I do remember that not long afterwards, I replaced Henrietta with a Subaru. Sally Subaru always started, even at dump fires I think, although she never toted me to one, so I'm not certain.
But Henrietta wasn't a quitter. Her story continues. I gave her to a man who had a large family, somewhere between six and ten kids (maybe), whose old car was worn out, and who needed a nice big car. I volunteered Henrietta.
About a week later, the man phoned me. I know he phoned me because this was before I was using e-mail. I was using a phone.
The man told me that he had phoned the Maine Department of Motor Vehicles -- or taken her there -- to register her. The representative explained to the man that no Ford could have 212,000 miles on her odometer. I apologized to the man, and explained, that yes, she did have that many miles on her. And, while we were talking about Henrietta, I also explained that she did not burn oil or anything except gasoline.
I never heard anymore, so perhaps on the second try, DMV believed that Henrietta was a high- mileage gal.
She did have one oddity, which also was not an accident but about which I'll tell you anyhow, since you might as well have the entire scoop about Henrietta. When I bought her at 125,000 miles, the seller explained that her motor raced. He was right. She raced and raced and raced, even sitting still at a red traffic light which forced me to at times place the gear lever into neutral.
After a good while, I took her to our local Ford dealer to have them get her to slow down a bit. I needed to get to work, which was about 30 miles distant, and I had told the dealership this detail. But when I phoned before picking her up, they said I couldn't have her. Not wanting to walk 30 miles that day, I asked what was wrong, and they explained that now Henrietta ran so slow she kept stalling.

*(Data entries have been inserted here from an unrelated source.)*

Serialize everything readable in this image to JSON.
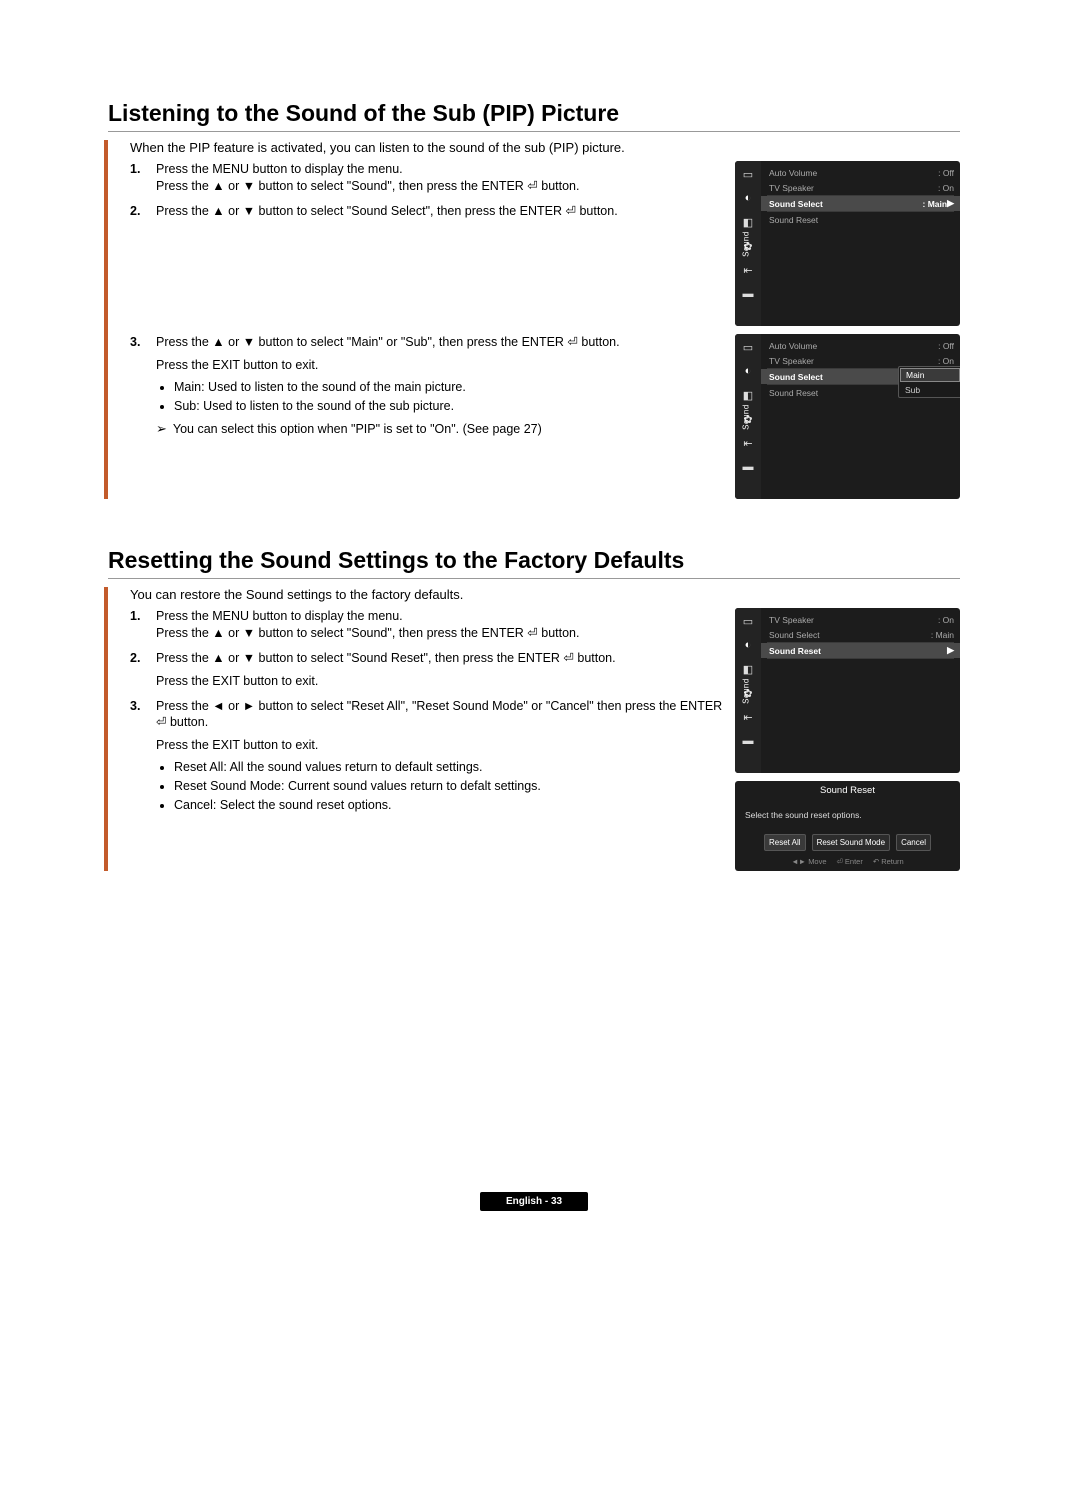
{
  "section1": {
    "title": "Listening to the Sound of the Sub (PIP) Picture",
    "intro": "When the PIP feature is activated, you can listen to the sound of the sub (PIP) picture.",
    "step1a": "Press the MENU button to display the menu.",
    "step1b": "Press the ▲ or ▼ button to select \"Sound\", then press the ENTER ⏎ button.",
    "step2": "Press the ▲ or ▼ button to select \"Sound Select\", then press the ENTER ⏎ button.",
    "step3a": "Press the ▲ or ▼ button to select \"Main\" or \"Sub\", then press the ENTER ⏎ button.",
    "step3b": "Press the EXIT button to exit.",
    "bullet_main": "Main: Used to listen to the sound of the main picture.",
    "bullet_sub": "Sub: Used to listen to the sound of the sub picture.",
    "note": "You can select this option when \"PIP\" is set to \"On\". (See page 27)"
  },
  "section2": {
    "title": "Resetting the Sound Settings to the Factory Defaults",
    "intro": "You can restore the Sound settings to the factory defaults.",
    "step1a": "Press the MENU button to display the menu.",
    "step1b": "Press the ▲ or ▼ button to select \"Sound\", then press the ENTER ⏎ button.",
    "step2a": "Press the ▲ or ▼ button to select \"Sound Reset\", then press the ENTER ⏎ button.",
    "step2b": "Press the EXIT button to exit.",
    "step3a": "Press the ◄ or ► button to select \"Reset All\", \"Reset Sound Mode\" or \"Cancel\" then press the ENTER ⏎ button.",
    "step3b": "Press the EXIT button to exit.",
    "bullet_resetall": "Reset All: All the sound values return to default settings.",
    "bullet_resetmode": "Reset Sound Mode: Current sound values return to defalt settings.",
    "bullet_cancel": "Cancel: Select the sound reset options."
  },
  "osd": {
    "category": "Sound",
    "rows": {
      "autoVolume": "Auto Volume",
      "tvSpeaker": "TV Speaker",
      "soundSelect": "Sound Select",
      "soundReset": "Sound Reset"
    },
    "vals": {
      "off": ": Off",
      "on": ": On",
      "main": ": Main"
    },
    "dropdown": {
      "main": "Main",
      "sub": "Sub"
    }
  },
  "dialog": {
    "title": "Sound Reset",
    "prompt": "Select the sound reset options.",
    "resetAll": "Reset All",
    "resetMode": "Reset Sound Mode",
    "cancel": "Cancel",
    "hints": {
      "move": "Move",
      "enter": "Enter",
      "return": "Return"
    }
  },
  "numbers": {
    "n1": "1.",
    "n2": "2.",
    "n3": "3."
  },
  "icons": {
    "arrow": "➢",
    "chev": "▶"
  },
  "footer": "English - 33"
}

I told the voice on the phone I needed to get to work, so I'd walk down and take her anyway, which I did. She got me to work all right, but she stalled until the day she died long after the town dump fire. (She must have still run some, because I drove her far enough to give to the guy with all the kids.)
Driving her, I missed having several accidents, such as sliding at a snowy intersection not quite far enough to hit the other car.
At one which-could-have-been-an-accident-scene, she didn't have the accident. I'm not sure why. All I can say is that Henrietta was Henrietta, and if you've ever had a Henrietta, you can understand that.
We were driving along Route 219, a good back road to go from South Paris to Augusta even though it doesn't go to either place, one Sunday morning. It had snowed the day before.
Route 219 has lots of curves, and as Henrietta took us around one, I saw that the road ahead was totally snow-covered. I hit her brakes, but it was too late to stop, so Henrietta took us off the road down into a field that was also snow-covered. I noticed that she was still moving, and I could see the road not too far away and above us, so I followed the old Maine driver's rule. If the vehicle is still moving, don't take your foot off the gas. We kept going and kept going until bye and bye we were back on the road again, just past the place where the snow ended.
Then I saw a small car coming the opposite direction. I could see a large Bible on the small car's small dash, so I knew the driver and his family were more spiritual than us. They were heading for church.
Maybe. They passed us, and in the mirror, I saw the small car hit the snow and head off the side of the road into the snowy field.
I don't know why I didn't stop. Maybe we were late for non-church. Or maybe I was just mean. Or maybe I don't recall why, but I didn't.
If that small car was as skillful as Henrietta in the snow, they made it to church on time.
God hasn't struck me dead yet for not stopping to help, but I know year after year that my time is coming.
But I'll have to go without Henrietta.